La plupart des propositions sectorielles présentées ou rappelées dans les développements qui précèdent confient à l'Etat et aux collectivités publiques un rôle moteur dans l'avancée de la société de l'information. La démarche adoptée implicitement dans la plupart des études et rapports élaborés en France sur cette question semble ainsi assez largement contradictoire avec la conception largement répandue, spécialement aux Etats-Unis, selon laquelle l'essentiel de l'initiative devait venir du secteur privé, spécialement en ce qui concerne la construction des autoroutes de l'information. Le vice-président Gore a situé ce principe au premier rang des cinq axes stratégiques du développement de la société de l'information aux Etats-Unis, les quatre suivants étant la compétition entre opérateurs, l'accès universel aux réseaux, l'égalité de tous les citoyens en matière d'accès à l'information et de capacité de traiter celle-ci, le maintien d'une réglementation souple et adaptable.

La même conception du rôle moteur du secteur privé explique en France l'accueil mitigé réservé en octobre 1994 aux propositions, présentées dans le rapport Théry, de lancer une politique d'équipement du territoire en fibre optique en une quinzaine d'années. Ce programme aurait représenté un investissement global de 150 à 200 milliards de francs, du même ordre que le budget spatial français mais avec des effets économiques très supérieurs. En effet, de l'avis de M. Gérard Théry, l'équipement généralisé en fibre optique de la " boucle locale ", c'est-à-dire de la partie du réseau de distribution situé entre le commutateur et l'abonné, joint à l'utilisation de la technique de l'ATM qui permet de commuter des images vidéo, aurait permis l'enclenchement d'une dynamique de création de services multimédias permettant l'apparition d'un marché grand public.

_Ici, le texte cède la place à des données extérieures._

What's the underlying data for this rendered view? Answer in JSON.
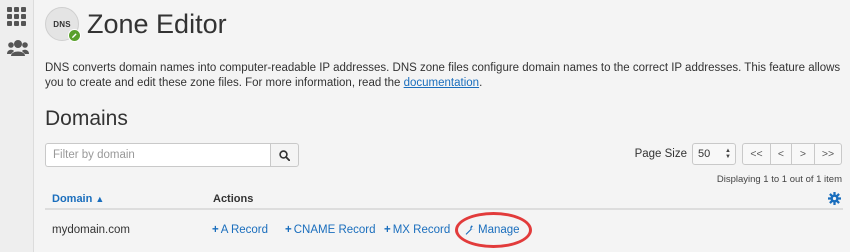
{
  "sidebar": {
    "icons": [
      "apps-grid-icon",
      "users-icon"
    ]
  },
  "header": {
    "badge": "DNS",
    "title": "Zone Editor"
  },
  "description": {
    "text": "DNS converts domain names into computer-readable IP addresses. DNS zone files configure domain names to the correct IP addresses. This feature allows you to create and edit these zone files. For more information, read the ",
    "link": "documentation",
    "suffix": "."
  },
  "section": {
    "title": "Domains"
  },
  "search": {
    "placeholder": "Filter by domain",
    "icon": "search-icon"
  },
  "pagination": {
    "page_size_label": "Page Size",
    "page_size_value": "50",
    "first": "<<",
    "prev": "<",
    "next": ">",
    "last": ">>",
    "displaying": "Displaying 1 to 1 out of 1 item"
  },
  "table": {
    "columns": {
      "domain": "Domain",
      "domain_sort": "▲",
      "actions": "Actions"
    },
    "rows": [
      {
        "domain": "mydomain.com",
        "actions": {
          "a_record": "A Record",
          "cname_record": "CNAME Record",
          "mx_record": "MX Record",
          "manage": "Manage"
        }
      }
    ]
  },
  "colors": {
    "link": "#1a6ebd",
    "highlight": "#e23b3b",
    "badge_pencil": "#5aa02c"
  }
}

La réticence à confier à l'Etat, dont l'opérateur public aurait en l'occurrence été l'instrument, le lancement d'une grande politique industrielle d'équipement en fibre optique susceptible de favoriser l'apparition d'un marché des contenus multimédias s'explique, en France, par deux facteurs.

D'une part, l'échec du plan câble a laissé des traces. Il reposait sur un pari technologique assez comparable à celui des autoroutes de l'information, puisque l'objectif était de câbler en cinq ans l'ensemble des grandes villes, les retombées attendues étant multiples : création massive d'emplois, émergence d'une communication locale, bouleversement des modes traditionnels de transmission du savoir grâce à l'interactivité autorisée par la fibre optique.

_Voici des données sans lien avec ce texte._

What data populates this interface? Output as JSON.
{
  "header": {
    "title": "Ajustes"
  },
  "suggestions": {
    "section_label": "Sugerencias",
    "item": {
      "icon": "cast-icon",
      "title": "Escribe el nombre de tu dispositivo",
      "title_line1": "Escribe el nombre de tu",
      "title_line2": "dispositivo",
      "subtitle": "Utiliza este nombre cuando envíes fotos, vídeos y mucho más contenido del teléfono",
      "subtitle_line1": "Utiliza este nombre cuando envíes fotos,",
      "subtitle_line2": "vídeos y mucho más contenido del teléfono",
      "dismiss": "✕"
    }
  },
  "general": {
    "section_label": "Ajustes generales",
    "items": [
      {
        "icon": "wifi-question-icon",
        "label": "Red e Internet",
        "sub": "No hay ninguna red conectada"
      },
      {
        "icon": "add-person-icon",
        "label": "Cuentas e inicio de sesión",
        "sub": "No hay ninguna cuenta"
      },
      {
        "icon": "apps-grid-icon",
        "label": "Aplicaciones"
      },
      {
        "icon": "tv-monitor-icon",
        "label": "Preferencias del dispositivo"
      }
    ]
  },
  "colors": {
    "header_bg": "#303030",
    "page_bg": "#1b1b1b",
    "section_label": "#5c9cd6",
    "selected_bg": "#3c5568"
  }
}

D'autre part, comme le rapport du commissariat général du plan sur les réseaux de la société de l'information l'a souligné, le succès du grand projet industriel proposé par M. Gérard Théry reposait sur le postulat d'une protection réglementaire favorisant la rentabilisation à terme de l'investissement en hauts débits.

Il aurait pu s'agir de l'octroi d'une exclusivité pour l'offre de certains services. Mais toute forme de protection réglementaire d'un investisseur privilégié serait mise en échec par l'internationalisation de la demande et des marchés de la communication en raison de la substituabilité croissante des technologies de transport de l'information. En effet, comme il a été indiqué dans la première partie du présent rapport, les réseaux filaires, hertziens terrestres et hertziens satellitaires permettront de diffuser indifféremment des contenus identiques, sur lesquels les autorités nationales exerceront un contrôle de moins en moins efficace. Outre les problèmes juridiques et éthiques évoqués au chapitre II suivant, cette donnée de fait provoque l'impossibilité de bâtir une politique industrielle inspirée des modèles monopolistiques du passé. Au demeurant, l'ouverture croissante du marché des télécommunications sur le plan européen comme sur le plan international oppose un obstacle juridique incontournable à toute stratégie industrielle à connotation dirigiste. L'Etat ne sera donc pas l'initiateur direct des infrastructures des réseaux grands débits. Toutefois, comme nous l'avons souligné, il peut considérer que l'accès à des réseaux grands débits fait partie des obligations de service universel à des pris très bas pour certaines catégories d'utilisateurs publics ou d'intérêt général.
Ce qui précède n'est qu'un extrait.